Tuinwijk van 99 huizen, tussen 1922 en 1928 gerealiseerd door de sociale huisvestingsmaatschappij Le Foyer Gantois (sinds 1951 De Gentse Haard). De ontwerpen van A.R. Janssens werden door de Nationale Maatschappij voor Goedkope Woningen en Woonvertrekken (NMGWW) in 1922 gepubliceerd als typeplannen.
Het tuinwijkconcept vertaalt zich in de omhaagde voortuintjes en de terugspringende rooilijn van één woninggroep, en oorspronkelijk ook in twee gemeenschappelijke speelpleinen en wandelpaden. De cottagegetinte vormgeving van de woninggroepen wordt bepaald door de puntgevels en het (verdwenen) contrast tussen de naakte baksteen onderaan en de witte bepleistering bovenaan.
In 1922 startte de sociale huisvestingsmaatschappij Le Foyer Gantois (sinds 1951 De Gentse Haard) met de bouw van een sociale woonwijk van 99 huizen aan de Radijsstraat, Poperingestraat, Hoppestraat en Gambrinusstraat.
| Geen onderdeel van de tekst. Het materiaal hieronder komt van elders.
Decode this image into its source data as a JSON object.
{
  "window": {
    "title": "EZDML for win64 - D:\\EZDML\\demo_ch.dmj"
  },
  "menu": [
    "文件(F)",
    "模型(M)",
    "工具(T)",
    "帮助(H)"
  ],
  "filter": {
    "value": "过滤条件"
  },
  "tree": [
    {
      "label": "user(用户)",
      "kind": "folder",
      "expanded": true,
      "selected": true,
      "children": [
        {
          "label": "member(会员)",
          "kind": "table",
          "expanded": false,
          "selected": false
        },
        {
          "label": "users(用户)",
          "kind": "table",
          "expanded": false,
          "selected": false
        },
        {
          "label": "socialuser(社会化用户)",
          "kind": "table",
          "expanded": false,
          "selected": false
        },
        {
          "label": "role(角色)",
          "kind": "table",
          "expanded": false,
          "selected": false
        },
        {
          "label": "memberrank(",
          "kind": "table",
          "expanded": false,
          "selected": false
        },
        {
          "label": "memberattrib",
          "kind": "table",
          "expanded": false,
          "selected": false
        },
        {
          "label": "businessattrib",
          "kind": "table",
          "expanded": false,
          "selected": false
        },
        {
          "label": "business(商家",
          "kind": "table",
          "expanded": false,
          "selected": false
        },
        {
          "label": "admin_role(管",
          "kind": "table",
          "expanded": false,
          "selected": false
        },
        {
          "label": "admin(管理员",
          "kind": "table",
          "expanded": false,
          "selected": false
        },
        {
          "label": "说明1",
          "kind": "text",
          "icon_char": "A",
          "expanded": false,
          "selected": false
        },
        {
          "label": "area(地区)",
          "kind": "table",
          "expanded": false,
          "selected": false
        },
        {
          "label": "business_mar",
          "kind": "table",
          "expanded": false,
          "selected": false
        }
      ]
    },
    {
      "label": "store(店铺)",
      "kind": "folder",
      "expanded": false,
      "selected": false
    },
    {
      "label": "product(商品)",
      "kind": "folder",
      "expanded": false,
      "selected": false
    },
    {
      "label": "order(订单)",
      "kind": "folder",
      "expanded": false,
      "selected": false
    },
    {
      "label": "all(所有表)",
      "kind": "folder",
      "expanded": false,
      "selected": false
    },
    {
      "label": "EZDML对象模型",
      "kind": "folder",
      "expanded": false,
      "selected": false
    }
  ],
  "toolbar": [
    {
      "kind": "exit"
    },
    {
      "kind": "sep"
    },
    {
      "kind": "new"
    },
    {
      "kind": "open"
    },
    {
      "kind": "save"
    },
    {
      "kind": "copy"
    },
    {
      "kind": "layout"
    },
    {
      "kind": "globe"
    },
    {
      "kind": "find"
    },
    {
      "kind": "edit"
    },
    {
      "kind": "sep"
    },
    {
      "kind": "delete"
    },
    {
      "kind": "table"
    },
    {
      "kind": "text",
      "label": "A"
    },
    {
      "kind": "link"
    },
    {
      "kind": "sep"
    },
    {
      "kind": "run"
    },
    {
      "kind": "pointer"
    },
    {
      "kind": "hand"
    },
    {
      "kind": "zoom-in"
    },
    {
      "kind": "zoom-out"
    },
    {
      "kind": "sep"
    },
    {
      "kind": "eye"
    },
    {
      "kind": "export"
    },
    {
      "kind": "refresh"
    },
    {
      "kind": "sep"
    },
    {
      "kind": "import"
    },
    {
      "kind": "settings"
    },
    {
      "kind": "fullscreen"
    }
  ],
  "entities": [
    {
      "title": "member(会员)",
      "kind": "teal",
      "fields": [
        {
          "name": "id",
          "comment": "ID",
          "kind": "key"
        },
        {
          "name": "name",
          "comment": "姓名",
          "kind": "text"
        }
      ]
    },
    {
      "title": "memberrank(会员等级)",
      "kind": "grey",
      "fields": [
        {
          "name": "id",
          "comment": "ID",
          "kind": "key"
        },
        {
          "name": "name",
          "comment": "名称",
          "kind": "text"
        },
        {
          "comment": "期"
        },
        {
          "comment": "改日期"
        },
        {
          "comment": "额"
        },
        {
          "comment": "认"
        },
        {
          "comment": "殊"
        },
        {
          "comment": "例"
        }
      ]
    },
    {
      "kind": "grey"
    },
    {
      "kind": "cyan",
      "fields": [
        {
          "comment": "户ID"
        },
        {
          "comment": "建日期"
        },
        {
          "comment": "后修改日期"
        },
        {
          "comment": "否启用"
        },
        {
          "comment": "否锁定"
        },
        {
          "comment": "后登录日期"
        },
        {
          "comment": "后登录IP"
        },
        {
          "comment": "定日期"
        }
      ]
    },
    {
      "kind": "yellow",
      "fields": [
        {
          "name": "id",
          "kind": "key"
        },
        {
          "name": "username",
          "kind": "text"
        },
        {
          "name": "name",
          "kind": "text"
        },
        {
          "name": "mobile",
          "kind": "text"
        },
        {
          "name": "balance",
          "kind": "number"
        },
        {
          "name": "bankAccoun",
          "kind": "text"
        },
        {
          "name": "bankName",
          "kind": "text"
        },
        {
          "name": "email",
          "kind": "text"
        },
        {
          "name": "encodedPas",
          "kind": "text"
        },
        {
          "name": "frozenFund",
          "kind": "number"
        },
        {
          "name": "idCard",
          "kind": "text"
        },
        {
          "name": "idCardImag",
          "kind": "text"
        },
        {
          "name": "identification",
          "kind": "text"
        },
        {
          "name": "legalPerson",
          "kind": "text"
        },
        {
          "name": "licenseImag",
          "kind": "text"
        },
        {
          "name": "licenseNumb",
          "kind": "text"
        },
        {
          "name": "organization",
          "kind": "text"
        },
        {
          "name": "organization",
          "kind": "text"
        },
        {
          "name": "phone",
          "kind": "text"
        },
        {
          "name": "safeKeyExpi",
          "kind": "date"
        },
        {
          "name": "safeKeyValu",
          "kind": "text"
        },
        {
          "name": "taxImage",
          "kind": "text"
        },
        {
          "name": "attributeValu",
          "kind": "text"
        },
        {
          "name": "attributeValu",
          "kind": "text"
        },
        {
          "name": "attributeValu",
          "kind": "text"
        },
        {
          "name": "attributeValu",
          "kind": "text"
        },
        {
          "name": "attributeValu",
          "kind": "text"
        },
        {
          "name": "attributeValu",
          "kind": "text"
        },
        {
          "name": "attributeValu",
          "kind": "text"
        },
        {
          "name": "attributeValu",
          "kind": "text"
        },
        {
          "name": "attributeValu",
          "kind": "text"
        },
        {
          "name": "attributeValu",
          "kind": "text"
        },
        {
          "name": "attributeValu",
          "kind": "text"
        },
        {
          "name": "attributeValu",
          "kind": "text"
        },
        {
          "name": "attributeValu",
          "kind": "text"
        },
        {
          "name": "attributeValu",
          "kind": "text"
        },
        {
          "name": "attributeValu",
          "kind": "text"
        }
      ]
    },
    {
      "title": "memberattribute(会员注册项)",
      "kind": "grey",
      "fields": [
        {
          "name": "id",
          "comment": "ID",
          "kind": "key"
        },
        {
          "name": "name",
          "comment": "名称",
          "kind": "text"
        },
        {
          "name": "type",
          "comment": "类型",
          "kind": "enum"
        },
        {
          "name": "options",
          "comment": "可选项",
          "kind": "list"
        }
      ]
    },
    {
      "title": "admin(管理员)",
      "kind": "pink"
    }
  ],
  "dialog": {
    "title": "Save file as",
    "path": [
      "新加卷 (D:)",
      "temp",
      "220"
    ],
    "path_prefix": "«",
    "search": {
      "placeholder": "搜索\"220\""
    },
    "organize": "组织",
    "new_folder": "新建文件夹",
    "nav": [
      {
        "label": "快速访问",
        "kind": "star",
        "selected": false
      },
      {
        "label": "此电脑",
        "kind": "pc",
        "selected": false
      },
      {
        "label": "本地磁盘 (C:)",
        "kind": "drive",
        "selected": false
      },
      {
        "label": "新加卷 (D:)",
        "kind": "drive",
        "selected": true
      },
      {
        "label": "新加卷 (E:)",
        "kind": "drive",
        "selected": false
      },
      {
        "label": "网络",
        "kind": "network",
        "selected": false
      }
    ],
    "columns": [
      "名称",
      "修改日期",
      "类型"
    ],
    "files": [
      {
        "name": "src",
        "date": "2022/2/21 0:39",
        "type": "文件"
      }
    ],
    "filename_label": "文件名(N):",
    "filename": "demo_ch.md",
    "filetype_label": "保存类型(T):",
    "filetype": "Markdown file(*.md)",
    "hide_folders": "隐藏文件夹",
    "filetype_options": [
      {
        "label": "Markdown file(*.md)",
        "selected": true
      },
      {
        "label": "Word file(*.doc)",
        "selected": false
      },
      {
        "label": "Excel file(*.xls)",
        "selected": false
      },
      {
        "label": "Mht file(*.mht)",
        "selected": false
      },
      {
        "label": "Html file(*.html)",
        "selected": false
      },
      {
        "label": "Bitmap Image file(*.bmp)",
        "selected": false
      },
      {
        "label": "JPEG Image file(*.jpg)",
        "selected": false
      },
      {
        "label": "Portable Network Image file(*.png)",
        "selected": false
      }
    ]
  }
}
Ontwerper was de Gentse architect Amandus Robert Janssens (Veerdam 11). De gevelplannen van Janssens werden in 1922 reeds gepubliceerd als typeplannen door de NMGWW. In 1923 werden 93 woningen van ”De blok” opgeleverd door de Gentse aannemers A. en P. Serck (Visserij 129). De overige zes werden gerealiseerd in 1928 door de Gentse aannemer Lievevrouw.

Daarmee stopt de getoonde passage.